Hay veces que todo adquiere una dimensión diferente. Esto se
produce acompañado de diversas manifestaciones: Ganas de tocar los objetos que
están a mi paso, las ramas, las hojas de las plantas o simplemente los objetos inanimados,
pero sin brusquedad, sin deseo de posesión, como una caricia, con un deseo de
reverenciarlo, como si se convirtieran en objetos sagrados; la sensación de un
gozo indescriptible y como si todo formara parte de un todo único manifestado
en múltiples formas; la sensación de que todo es más intenso, los colores, los
olores; la percepción de algo más allá de la apariencia que se manifiesta en
ese momento, como si percibiera el espíritu interior de todo lo real, algo que
es común a todos los objetos (animados e inanimados); todo esto siempre
acompañado de ese gozo del que antes hablaba y de la sensación de que no soy
ajeno a nada sino que formo parte de todo.

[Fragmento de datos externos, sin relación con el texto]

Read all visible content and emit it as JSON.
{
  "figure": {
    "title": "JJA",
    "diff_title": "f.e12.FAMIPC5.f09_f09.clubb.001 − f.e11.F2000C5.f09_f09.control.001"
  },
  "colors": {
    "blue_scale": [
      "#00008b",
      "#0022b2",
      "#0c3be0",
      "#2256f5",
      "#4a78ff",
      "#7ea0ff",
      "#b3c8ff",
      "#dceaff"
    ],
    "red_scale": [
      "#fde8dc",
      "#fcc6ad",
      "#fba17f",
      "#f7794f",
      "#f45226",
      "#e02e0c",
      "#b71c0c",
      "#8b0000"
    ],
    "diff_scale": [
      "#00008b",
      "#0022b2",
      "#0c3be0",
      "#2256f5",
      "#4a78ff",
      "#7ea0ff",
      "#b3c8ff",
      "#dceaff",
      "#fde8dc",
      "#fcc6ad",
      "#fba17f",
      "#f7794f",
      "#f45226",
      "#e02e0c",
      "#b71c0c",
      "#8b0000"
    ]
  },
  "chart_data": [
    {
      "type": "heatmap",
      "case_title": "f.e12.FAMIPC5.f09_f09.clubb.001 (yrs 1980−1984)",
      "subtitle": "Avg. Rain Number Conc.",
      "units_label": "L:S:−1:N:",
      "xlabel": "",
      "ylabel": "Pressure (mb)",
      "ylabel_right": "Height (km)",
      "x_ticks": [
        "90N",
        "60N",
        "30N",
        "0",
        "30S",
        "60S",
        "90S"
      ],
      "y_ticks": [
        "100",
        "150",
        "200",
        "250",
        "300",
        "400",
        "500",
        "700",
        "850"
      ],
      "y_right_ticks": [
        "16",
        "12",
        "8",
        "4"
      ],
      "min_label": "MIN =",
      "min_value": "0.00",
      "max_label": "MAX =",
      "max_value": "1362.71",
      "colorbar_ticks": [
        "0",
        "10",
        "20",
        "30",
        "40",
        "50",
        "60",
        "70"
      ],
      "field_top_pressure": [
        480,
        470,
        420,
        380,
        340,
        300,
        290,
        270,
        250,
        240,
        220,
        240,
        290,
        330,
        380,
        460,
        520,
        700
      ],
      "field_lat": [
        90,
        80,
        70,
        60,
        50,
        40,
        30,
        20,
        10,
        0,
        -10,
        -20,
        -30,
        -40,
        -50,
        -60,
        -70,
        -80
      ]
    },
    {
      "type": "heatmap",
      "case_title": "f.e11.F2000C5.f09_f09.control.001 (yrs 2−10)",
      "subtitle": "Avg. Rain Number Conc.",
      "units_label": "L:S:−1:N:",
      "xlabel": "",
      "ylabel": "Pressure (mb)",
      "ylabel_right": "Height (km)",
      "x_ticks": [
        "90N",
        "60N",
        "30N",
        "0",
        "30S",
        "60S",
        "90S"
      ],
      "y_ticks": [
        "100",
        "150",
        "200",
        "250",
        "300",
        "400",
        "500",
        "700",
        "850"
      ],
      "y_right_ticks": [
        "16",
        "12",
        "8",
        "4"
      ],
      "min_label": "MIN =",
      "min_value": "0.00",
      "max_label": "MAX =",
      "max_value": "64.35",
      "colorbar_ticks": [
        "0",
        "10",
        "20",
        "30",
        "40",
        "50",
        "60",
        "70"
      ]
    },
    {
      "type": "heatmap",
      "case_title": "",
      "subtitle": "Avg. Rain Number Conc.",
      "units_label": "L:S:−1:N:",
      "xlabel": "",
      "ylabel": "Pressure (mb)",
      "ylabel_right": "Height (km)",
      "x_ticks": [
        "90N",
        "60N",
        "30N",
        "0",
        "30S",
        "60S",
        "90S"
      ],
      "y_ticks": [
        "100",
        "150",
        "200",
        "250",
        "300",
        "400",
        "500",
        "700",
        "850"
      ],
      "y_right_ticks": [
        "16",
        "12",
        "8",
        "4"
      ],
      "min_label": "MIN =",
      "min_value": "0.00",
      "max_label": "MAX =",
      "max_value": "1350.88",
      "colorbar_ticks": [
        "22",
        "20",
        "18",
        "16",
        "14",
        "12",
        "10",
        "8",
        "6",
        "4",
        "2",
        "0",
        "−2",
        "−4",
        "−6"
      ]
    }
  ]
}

Esto se ha repetido en numerosas ocasiones desde que tengo
consciencia de ello. A veces ha estado unido a un momento de comunicación
religiosa, momentos más propiciados de disposición interior a ello y lugares
más preparados para ello (capillas, oratorios, casas de espiritualidad…) Otras ha sobrevenido sin esperarlo, haciendo
deporte, paseando.... Muchas veces en conexión con la naturaleza (ante un
paisaje, un bosque, el mar, la montaña) pero otras dentro de mi casa, en la
habitación del seminario, o en medio de la gran ciudad, entre la gente. Siempre
todo cobra un sentido diferente, como si la realidad se transfigurara, mostrara
su ser más íntimo. A veces he perdido la noción del tiempo, he vislumbrado algo
así como el significado profundo de lo que es la eternidad.
Siento que me faltan las palabras para expresarlo porque es
como si todo esto formara parte de algo que está más allá de ellas y de la
misma mente.
A veces he bailado espontáneamente; otras muchas, lágrimas
abundantes han brotado simplemente por el gozo de un amor desbordante. En
todas, el espacio que me habitaba se convertía en terreno sagrado.
En alguna ocasión he sentido como Job que estaba delante del
Dios sin forma, del Dios liberado de todo condicionamiento personal y cultural.
Y he podido decir “ahora mis ojos te han visto”.